Wall Street neglected the strong company earnings and ignored that US Companies had a stellar earnings season. In the first quarter of 2018
earnings for the big US companies, which are represented in the SP 500,
grew about 25% from the same period last year - and 78% beat the
earnings estimates of the analysts (nasdaq). As a result stocks got cheaper (falling P/E ratios).
I think that the strong earnings growth
will continue and will overcompensate the headwinds from interest rates, trade war & oil prices. Just a part of the earnings growth is the result of the recent
tax cuts of the Trump administration, about 7 percentage points
estimates LPL research. Even without tax cuts earnings grew about 18% (basic earnings growth rate).

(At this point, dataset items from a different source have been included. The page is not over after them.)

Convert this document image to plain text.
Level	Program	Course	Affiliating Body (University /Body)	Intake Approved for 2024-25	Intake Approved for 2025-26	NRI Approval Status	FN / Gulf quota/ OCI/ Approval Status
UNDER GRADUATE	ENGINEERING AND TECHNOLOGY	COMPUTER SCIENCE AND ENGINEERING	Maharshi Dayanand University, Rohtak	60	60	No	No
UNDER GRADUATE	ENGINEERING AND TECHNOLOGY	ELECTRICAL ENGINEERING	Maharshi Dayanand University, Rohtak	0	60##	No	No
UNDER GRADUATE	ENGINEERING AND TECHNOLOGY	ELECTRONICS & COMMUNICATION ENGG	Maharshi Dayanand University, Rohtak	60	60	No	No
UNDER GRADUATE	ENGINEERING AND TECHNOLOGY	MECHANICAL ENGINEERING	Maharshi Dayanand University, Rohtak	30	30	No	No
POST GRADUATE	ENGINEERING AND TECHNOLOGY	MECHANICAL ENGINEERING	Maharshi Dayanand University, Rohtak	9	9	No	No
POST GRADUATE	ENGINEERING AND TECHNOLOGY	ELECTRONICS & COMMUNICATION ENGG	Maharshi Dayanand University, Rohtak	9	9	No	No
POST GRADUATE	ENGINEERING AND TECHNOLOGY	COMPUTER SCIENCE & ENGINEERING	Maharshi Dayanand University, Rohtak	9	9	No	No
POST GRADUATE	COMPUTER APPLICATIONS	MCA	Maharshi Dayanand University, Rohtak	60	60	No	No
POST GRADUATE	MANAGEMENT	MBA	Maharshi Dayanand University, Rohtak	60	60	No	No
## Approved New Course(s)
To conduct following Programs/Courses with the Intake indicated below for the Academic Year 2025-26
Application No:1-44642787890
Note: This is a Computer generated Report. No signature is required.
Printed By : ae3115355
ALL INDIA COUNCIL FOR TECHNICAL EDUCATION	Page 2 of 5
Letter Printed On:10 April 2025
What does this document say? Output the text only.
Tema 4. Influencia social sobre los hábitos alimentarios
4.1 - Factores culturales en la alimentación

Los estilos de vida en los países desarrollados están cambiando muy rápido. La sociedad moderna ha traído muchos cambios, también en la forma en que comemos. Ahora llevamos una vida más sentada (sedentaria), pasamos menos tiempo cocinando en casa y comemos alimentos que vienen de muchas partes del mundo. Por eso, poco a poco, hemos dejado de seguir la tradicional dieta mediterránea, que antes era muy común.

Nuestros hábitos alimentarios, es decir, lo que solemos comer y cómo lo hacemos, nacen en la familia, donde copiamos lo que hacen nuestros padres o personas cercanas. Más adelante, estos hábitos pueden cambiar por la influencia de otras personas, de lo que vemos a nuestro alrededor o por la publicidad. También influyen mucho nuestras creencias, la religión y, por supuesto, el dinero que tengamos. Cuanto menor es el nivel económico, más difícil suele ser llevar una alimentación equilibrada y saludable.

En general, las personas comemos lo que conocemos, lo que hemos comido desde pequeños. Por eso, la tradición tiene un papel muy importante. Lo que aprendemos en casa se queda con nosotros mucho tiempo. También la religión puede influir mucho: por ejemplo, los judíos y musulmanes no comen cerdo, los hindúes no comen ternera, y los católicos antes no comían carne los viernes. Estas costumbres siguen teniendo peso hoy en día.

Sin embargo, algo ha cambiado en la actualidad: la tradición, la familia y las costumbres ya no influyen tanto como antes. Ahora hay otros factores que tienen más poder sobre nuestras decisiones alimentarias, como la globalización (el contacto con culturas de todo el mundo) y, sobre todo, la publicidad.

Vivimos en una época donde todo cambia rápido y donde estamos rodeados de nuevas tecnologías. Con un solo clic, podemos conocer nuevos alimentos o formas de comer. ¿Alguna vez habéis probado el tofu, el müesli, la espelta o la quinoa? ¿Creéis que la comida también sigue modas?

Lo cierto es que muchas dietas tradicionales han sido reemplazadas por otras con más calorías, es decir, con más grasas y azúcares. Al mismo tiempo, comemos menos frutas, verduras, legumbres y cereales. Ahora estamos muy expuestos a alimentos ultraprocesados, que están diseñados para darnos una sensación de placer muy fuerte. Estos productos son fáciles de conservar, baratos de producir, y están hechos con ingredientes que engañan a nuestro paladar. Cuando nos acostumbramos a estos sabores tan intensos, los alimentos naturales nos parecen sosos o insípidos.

I assume that company earnings will continue to grow with
double-digit rates because fast rising company earnings are a long term
trend. Corporations are getting more efficient & more
productive over time - thanks to
learning processes and the technological progress. They are learning
organisms because they are managed by humans who are continuously improving themselves
and their companies. During the
recession 2008 companies had restructured and
reduced costs significantly in order to survive. Now they are more fit
& more efficient than before.
Company earnings are also boosted by automation. Since the early 18th
century (the first industrial revolution) the technological process has
been enabling companies to produce more goods & services with
the same amount of employees. More and better machines are doing the
work of people which translates into lower costs, higher profit
margins and climbing earnings.
It seems that this process is accelerating again and we are at the begin
of new industrial revolution. We are experiencing a rapid advance of
information
technology, meaning combinations of computers, smartphones, Internet and
other digital systems. Software - which is increasingly Internet
connected and uses more and more the cloud (access to huge external data
centers) - organizes the whole business: Creating new products,
inducing machines to run more efficient, finding cheap suppliers, manage
customer relations and so on. Car producers and many
other manufacturers are increasingly using robots and similar machines
to reduce their costs. Companies are also beginning to use 3D-printers
to
become more cost efficient and flexible.